Gece masmavi ipek, ekmek ise ahiret şehri!
Ah güneş ışığı, ekmek için neden bu kadar kötü?
Ah madenlere ulaşınca ayaklarım yürümez,
On ağızdan aç olduklarını söyleyen bir ses gelir kulağıma.
'Sana tüm benliğimle... Mektepsin sen...
Neresi olursa olsun, benimlesin her vakit!
Dipte,
Kökenlerin içimde öyle dipte ki,
Soyumda yarata yarata ilerledikçe,
Filizlenir bin çeşit yeşil de,
Filizlenirdi karşılıksız, gecenin sevgiye hazırlanışı.
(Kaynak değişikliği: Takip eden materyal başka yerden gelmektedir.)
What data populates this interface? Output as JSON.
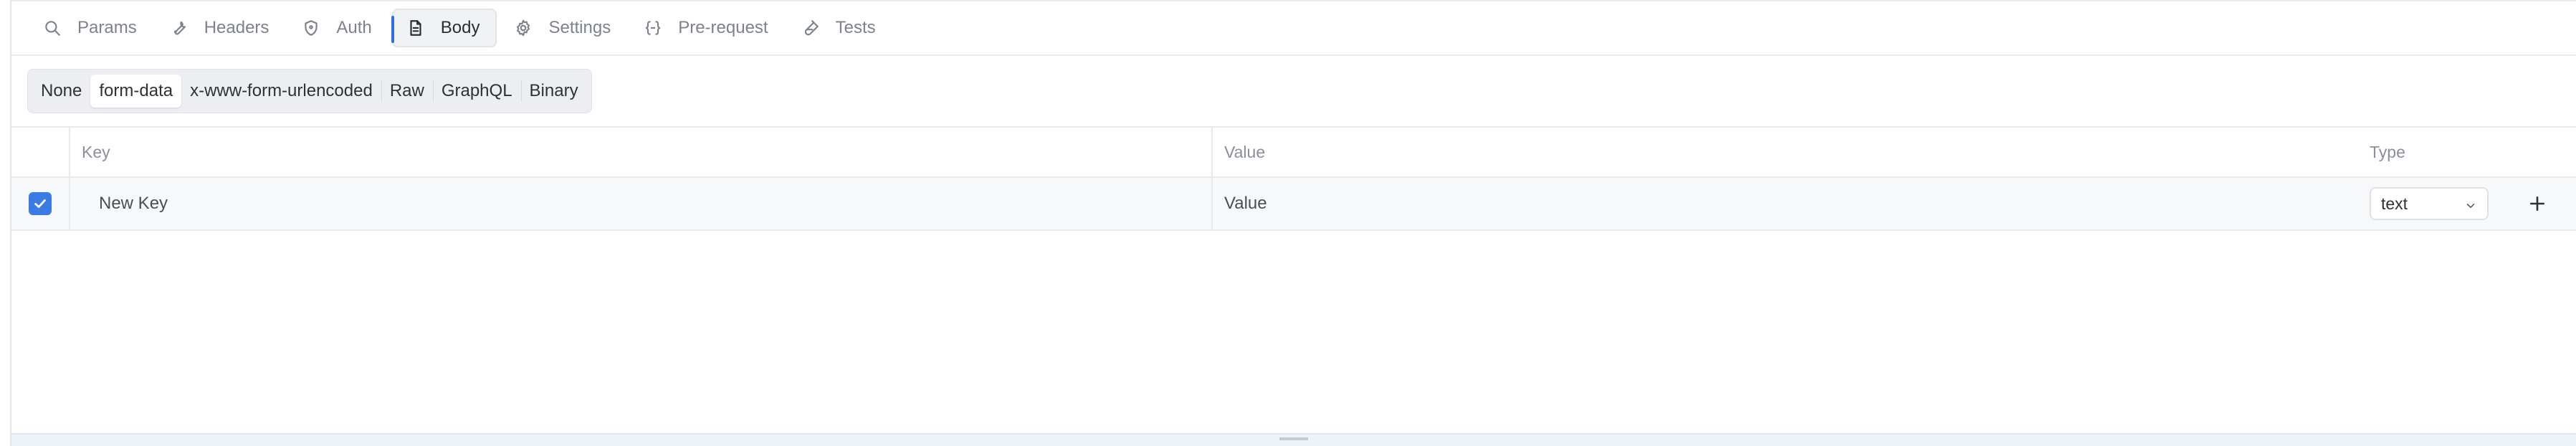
{
  "tabs": [
    {
      "label": "Params",
      "icon": "search-icon"
    },
    {
      "label": "Headers",
      "icon": "wrench-icon"
    },
    {
      "label": "Auth",
      "icon": "shield-icon"
    },
    {
      "label": "Body",
      "icon": "document-icon",
      "active": true
    },
    {
      "label": "Settings",
      "icon": "gear-icon"
    },
    {
      "label": "Pre-request",
      "icon": "braces-icon"
    },
    {
      "label": "Tests",
      "icon": "flask-icon"
    }
  ],
  "body_types": [
    {
      "label": "None"
    },
    {
      "label": "form-data",
      "active": true
    },
    {
      "label": "x-www-form-urlencoded"
    },
    {
      "label": "Raw"
    },
    {
      "label": "GraphQL"
    },
    {
      "label": "Binary"
    }
  ],
  "table": {
    "headers": {
      "key": "Key",
      "value": "Value",
      "type": "Type"
    },
    "rows": [
      {
        "checked": true,
        "key_placeholder": "New Key",
        "key_value": "",
        "value_placeholder": "Value",
        "value_value": "",
        "type": "text"
      }
    ]
  },
  "colors": {
    "accent": "#3b7be4",
    "border": "#e7e9ec",
    "muted_text": "#7d828b"
  }
}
Kese kağıdına sarılı iki ekmek ve şaşırtmalık sebze arazları.
Şıngırtılar arasında fincan kaşığı,
Siyah beyaz televizyona eşlik eden mırıltılar,
Sonrasıysa
Onların bu tutkularının devam edeceğini tahmin edemedik,
İnsanların bazen bir arada ve el ele kaldığını bilemedik.
Sebepsiz yere çöplüklere atılırdı hayatın tüm renkleri,
Yerinde değildi aklımız.
Site senin aşkınsa, aşkının hatırası oldu,
Gece kapısında nöbet tuttum,
Bolluktan öte, aşkım bir lütuf,
Bir parçanız yeter.
Sen yüz şeklindeki hayali gölgesin,
İşte buradayım, burada senin kanının içindeyim.
Sisli bir yaz akşamında, bir ağacın altında,
Geçmişim neler getirdi, gelecek neler getirecek?
Sıradayız, yan yana,
Sabaha kadar bilemeyiz.
Bu şaire henüz hiç kimse yorum yapmadı. İlk yorum yapan sen ol!